John Paul II, born Karol Joseph Wojtyla, was an authentic, formidable, brilliant man who lived in direct and energetic engagement with the world’s people. To him, this seems to have been the essence of his calling as leader of the “universal church.” The Holy Father of the Catholics was not embarrassed to present himself as the brother of every human being, without regard to religious persuasion or ethnic origin. So as he is laid to rest, many outside the church feel impelled to try to assess him with the rigor, candor and compassion that shaped his charismatic persona.
But it is wiser not to pretend to comprehend him too quickly. Although deeply involved in the political struggles of his time, he wasn’t a politician who could be easily categorized in simple monochromatic terms. Behind the images of the warm pastor and the global celebrity were the intellectual and the mystic. In struggling to both adapt and defend an ancient faith, he was complicated and sometimes contradictory.
John Paul II did not belong exclusively to “right” or “left,” regardless of the rhetorical tributes accorded him in the pages of the New York Post and other doctrinal journals. Such self-serving ideological diatribes shouldn’t affect his legacy and only tend to dishonor those who make them. Within his prolific writings and his stewardship of the church can be found the traces of both conservative and progressive influences, as might be expected from a European who spent his early life in struggle against Nazism and then Communism.
That duality was evident in his willingness to confront the decadent Soviet empire that had so long oppressed his homeland-by encouraging a worker uprising that signaled the beginning of the end of Communist oppression. As a lifelong advocate of labor rights, he didn’t fit so perfectly with the right-wingers who sought to appropriate his courage for their own ends-and whose hostility to labor was so antithetical to his philosophy.
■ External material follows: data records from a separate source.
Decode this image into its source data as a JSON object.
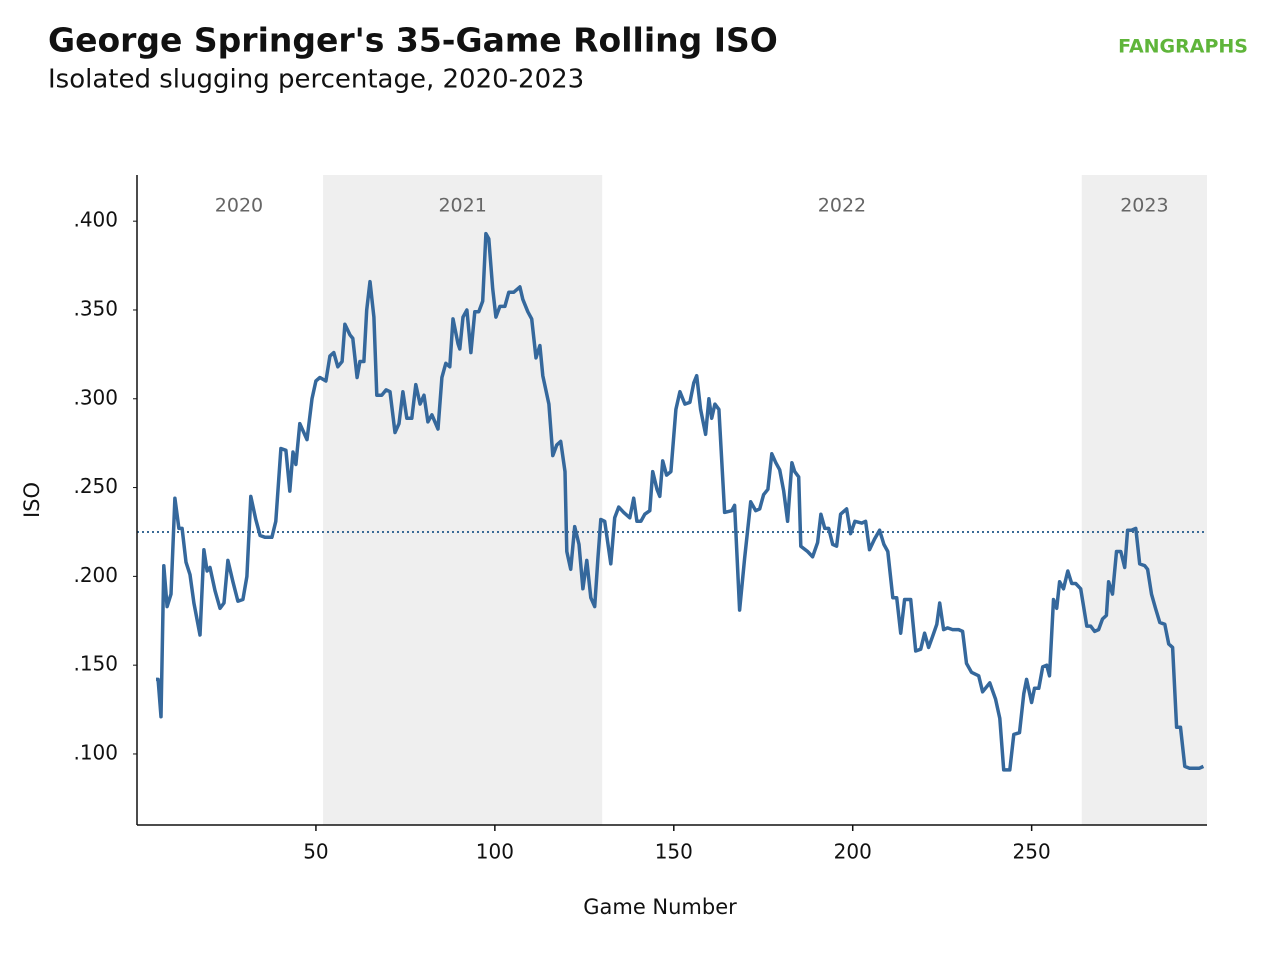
{
  "chart_data": {
    "type": "line",
    "title": "George Springer's 35-Game Rolling ISO",
    "subtitle": "Isolated slugging percentage, 2020-2023",
    "logo": "FANGRAPHS",
    "x_label": "Game Number",
    "y_label": "ISO",
    "xlim": [
      0,
      299
    ],
    "xticks": [
      50,
      100,
      150,
      200,
      250
    ],
    "ylim": [
      0.06,
      0.426
    ],
    "yticks": [
      {
        "value": 0.1,
        "label": ".100"
      },
      {
        "value": 0.15,
        "label": ".150"
      },
      {
        "value": 0.2,
        "label": ".200"
      },
      {
        "value": 0.25,
        "label": ".250"
      },
      {
        "value": 0.3,
        "label": ".300"
      },
      {
        "value": 0.35,
        "label": ".350"
      },
      {
        "value": 0.4,
        "label": ".400"
      }
    ],
    "reference_line": 0.225,
    "reference_color": "#3a6a96",
    "periods": [
      {
        "label": "2020",
        "start": 5,
        "end": 52,
        "shaded": false
      },
      {
        "label": "2021",
        "start": 52,
        "end": 130,
        "shaded": true
      },
      {
        "label": "2022",
        "start": 130,
        "end": 264,
        "shaded": false
      },
      {
        "label": "2023",
        "start": 264,
        "end": 299,
        "shaded": true
      }
    ],
    "shade_color": "#efefef",
    "series": [
      {
        "name": "35-Game Rolling ISO",
        "color": "#35689c",
        "x": [
          5.3,
          5.9,
          6.7,
          7.5,
          8.4,
          9.5,
          10.6,
          11.7,
          12.6,
          13.7,
          14.8,
          15.9,
          17.6,
          18.7,
          19.6,
          20.4,
          21.8,
          23.2,
          24.3,
          25.4,
          26.8,
          28.2,
          29.6,
          30.7,
          31.8,
          33.2,
          34.4,
          35.8,
          37.7,
          38.8,
          40.2,
          41.6,
          42.7,
          43.6,
          44.4,
          45.5,
          47.5,
          48.9,
          50.0,
          51.1,
          52.8,
          53.9,
          55.0,
          56.1,
          57.3,
          58.1,
          59.5,
          60.3,
          61.5,
          62.3,
          63.4,
          64.2,
          65.1,
          66.2,
          67.0,
          68.4,
          69.6,
          70.7,
          72.1,
          73.2,
          74.3,
          75.4,
          76.8,
          77.9,
          79.1,
          80.2,
          81.3,
          82.4,
          84.1,
          85.2,
          86.3,
          87.4,
          88.3,
          89.7,
          90.2,
          91.1,
          92.2,
          93.3,
          94.4,
          95.5,
          96.6,
          97.5,
          98.3,
          99.4,
          100.3,
          101.4,
          102.8,
          103.9,
          105.3,
          107.0,
          107.8,
          109.2,
          110.3,
          111.5,
          112.6,
          113.4,
          115.1,
          116.2,
          117.3,
          118.4,
          119.6,
          120.1,
          121.2,
          122.3,
          123.5,
          124.6,
          125.7,
          126.8,
          127.9,
          128.8,
          129.6,
          130.7,
          132.4,
          133.5,
          134.6,
          136.0,
          137.7,
          138.8,
          139.7,
          140.8,
          141.9,
          143.3,
          144.1,
          145.3,
          146.1,
          146.9,
          148.0,
          149.2,
          150.6,
          151.7,
          153.1,
          154.5,
          155.6,
          156.4,
          157.5,
          158.9,
          159.8,
          160.6,
          161.5,
          162.6,
          164.2,
          166.2,
          167.0,
          168.4,
          169.8,
          171.5,
          172.9,
          174.0,
          175.1,
          176.3,
          177.4,
          178.5,
          179.6,
          180.7,
          181.8,
          183.0,
          183.8,
          184.9,
          185.5,
          187.4,
          188.8,
          190.2,
          191.1,
          192.2,
          193.3,
          194.4,
          195.5,
          196.6,
          198.3,
          199.4,
          200.6,
          202.5,
          203.6,
          204.7,
          206.1,
          207.5,
          208.7,
          209.8,
          211.2,
          212.3,
          213.4,
          214.5,
          216.2,
          217.6,
          219.0,
          220.1,
          221.2,
          222.3,
          223.5,
          224.3,
          225.4,
          226.5,
          227.9,
          229.6,
          230.7,
          231.8,
          233.2,
          235.2,
          236.3,
          238.3,
          239.9,
          241.1,
          242.2,
          243.9,
          245.0,
          246.6,
          247.8,
          248.6,
          250.0,
          250.8,
          252.0,
          253.1,
          254.2,
          255.0,
          256.1,
          257.0,
          257.8,
          258.9,
          260.1,
          261.2,
          262.3,
          263.7,
          265.4,
          266.5,
          267.6,
          268.7,
          269.8,
          270.9,
          271.5,
          272.6,
          273.7,
          274.9,
          276.0,
          276.8,
          277.9,
          279.1,
          280.2,
          281.6,
          282.4,
          283.5,
          284.6,
          285.8,
          287.2,
          288.3,
          289.4,
          290.5,
          291.6,
          292.8,
          294.1,
          295.8,
          296.9,
          298.0
        ],
        "values": [
          0.142,
          0.142,
          0.121,
          0.206,
          0.183,
          0.19,
          0.244,
          0.227,
          0.227,
          0.208,
          0.201,
          0.185,
          0.167,
          0.215,
          0.203,
          0.205,
          0.192,
          0.182,
          0.185,
          0.209,
          0.197,
          0.186,
          0.187,
          0.2,
          0.245,
          0.232,
          0.223,
          0.222,
          0.222,
          0.231,
          0.272,
          0.271,
          0.248,
          0.27,
          0.263,
          0.286,
          0.277,
          0.3,
          0.31,
          0.312,
          0.31,
          0.324,
          0.326,
          0.318,
          0.321,
          0.342,
          0.336,
          0.334,
          0.312,
          0.321,
          0.321,
          0.35,
          0.366,
          0.346,
          0.302,
          0.302,
          0.305,
          0.304,
          0.281,
          0.286,
          0.304,
          0.289,
          0.289,
          0.308,
          0.297,
          0.302,
          0.287,
          0.291,
          0.283,
          0.312,
          0.32,
          0.318,
          0.345,
          0.331,
          0.328,
          0.346,
          0.35,
          0.326,
          0.349,
          0.349,
          0.355,
          0.393,
          0.39,
          0.362,
          0.346,
          0.352,
          0.352,
          0.36,
          0.36,
          0.363,
          0.356,
          0.349,
          0.345,
          0.323,
          0.33,
          0.313,
          0.297,
          0.268,
          0.274,
          0.276,
          0.259,
          0.214,
          0.204,
          0.228,
          0.218,
          0.193,
          0.209,
          0.188,
          0.183,
          0.21,
          0.232,
          0.231,
          0.207,
          0.233,
          0.239,
          0.236,
          0.233,
          0.244,
          0.231,
          0.231,
          0.235,
          0.237,
          0.259,
          0.249,
          0.245,
          0.265,
          0.257,
          0.259,
          0.294,
          0.304,
          0.297,
          0.298,
          0.309,
          0.313,
          0.294,
          0.28,
          0.3,
          0.289,
          0.297,
          0.294,
          0.236,
          0.237,
          0.24,
          0.181,
          0.21,
          0.242,
          0.237,
          0.238,
          0.246,
          0.249,
          0.269,
          0.264,
          0.26,
          0.248,
          0.231,
          0.264,
          0.259,
          0.256,
          0.217,
          0.214,
          0.211,
          0.219,
          0.235,
          0.227,
          0.227,
          0.218,
          0.217,
          0.235,
          0.238,
          0.224,
          0.231,
          0.23,
          0.231,
          0.215,
          0.221,
          0.226,
          0.218,
          0.214,
          0.188,
          0.188,
          0.168,
          0.187,
          0.187,
          0.158,
          0.159,
          0.168,
          0.16,
          0.166,
          0.173,
          0.185,
          0.17,
          0.171,
          0.17,
          0.17,
          0.169,
          0.151,
          0.146,
          0.144,
          0.135,
          0.14,
          0.131,
          0.12,
          0.091,
          0.091,
          0.111,
          0.112,
          0.134,
          0.142,
          0.129,
          0.137,
          0.137,
          0.149,
          0.15,
          0.144,
          0.187,
          0.182,
          0.197,
          0.193,
          0.203,
          0.196,
          0.196,
          0.193,
          0.172,
          0.172,
          0.169,
          0.17,
          0.176,
          0.178,
          0.197,
          0.19,
          0.214,
          0.214,
          0.205,
          0.226,
          0.226,
          0.227,
          0.207,
          0.206,
          0.204,
          0.19,
          0.182,
          0.174,
          0.173,
          0.162,
          0.16,
          0.115,
          0.115,
          0.093,
          0.092,
          0.092,
          0.092,
          0.093
        ]
      }
    ]
  }
}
Unlike his brave confrontation with Communism, however, John Paul II soon found that he lacked the means to effect real change in the capitalist juggernaut. His sermons on the dignity of work and the imperative to care for the poor went largely ignored by corporate and national leaders. As he observed growing inequality, he came to feel that “the exploitation produced by inhuman capitalism is a real evil,” and even suggested that he saw a “kernel of truth in Marxism.”
Indeed, following the first decade of his long Papacy, the most troubling problems faced by John Paul II were caused not by crumbling Communist regimes but by the triumphant, globalizing, omnipotent market, uprooting old cultures, implanting materialism and promoting secularism. In both its progressive and conservative manifestations, his reign can be seen as a response to those forces.
The Pope’s determination to enforce outdated restrictions on sexuality and his protests against unrestrained capitalism arose from the same impulse-as did his autocratic approach to new reformist and radical ideas within the church itself.
His administration of the church empowered the most reactionary bishops and lay orders, notably including the wealthy, secretive and authoritarian Opus Dei. A sincere apostle of freedom, human rights and democracy, he nevertheless came perilously close to imitating his old Communist enemies in promoting a group that bans books and exercises daily control over its members. Yet he and his allies were unable to suppress the increasing restlessness among Western Catholics over prohibitions against women’s ordination, priestly marriage, birth control within marriage and tolerance of homosexuality.
He assiduously sought to enfold these encyclicals within a consistent “gospel of life” that rejected war and capital punishment as well as stem-cell research and euthanasia. But the more rigid aspects of his philosophy were hard to justify as millions turned away from the church-and millions more suffered for want of contraceptives and condoms.
The complications of John Paul II went beyond his conflicts with modernity. While he rebuked Catholic theologians who had dared to question Papal infallibility and other aspects of traditional law, he acknowledged the actual fallibility of his predecessors with two remarkable acts: his apology for the past sins of the church against “our elder brothers in faith,” the Jews, and his broader apology for the church’s errors during the millennium celebration.
In that open spirit and in defiance of old prejudices, he enunciated his most profound message, venturing from church to synagogue to mosque, meeting and praying with the prelates and priests of other denominations and even other religions. Unafraid to embrace the possibility of truth and grace in diverse faiths, he inspired multitudes in his campaigning for human solidarity. Immune to cynicism, this great and good man served us all as the tireless apostle of peace and reconciliation-which is why so many people who disagreed with John Paul II will continue to read him, admire him and honor his memory.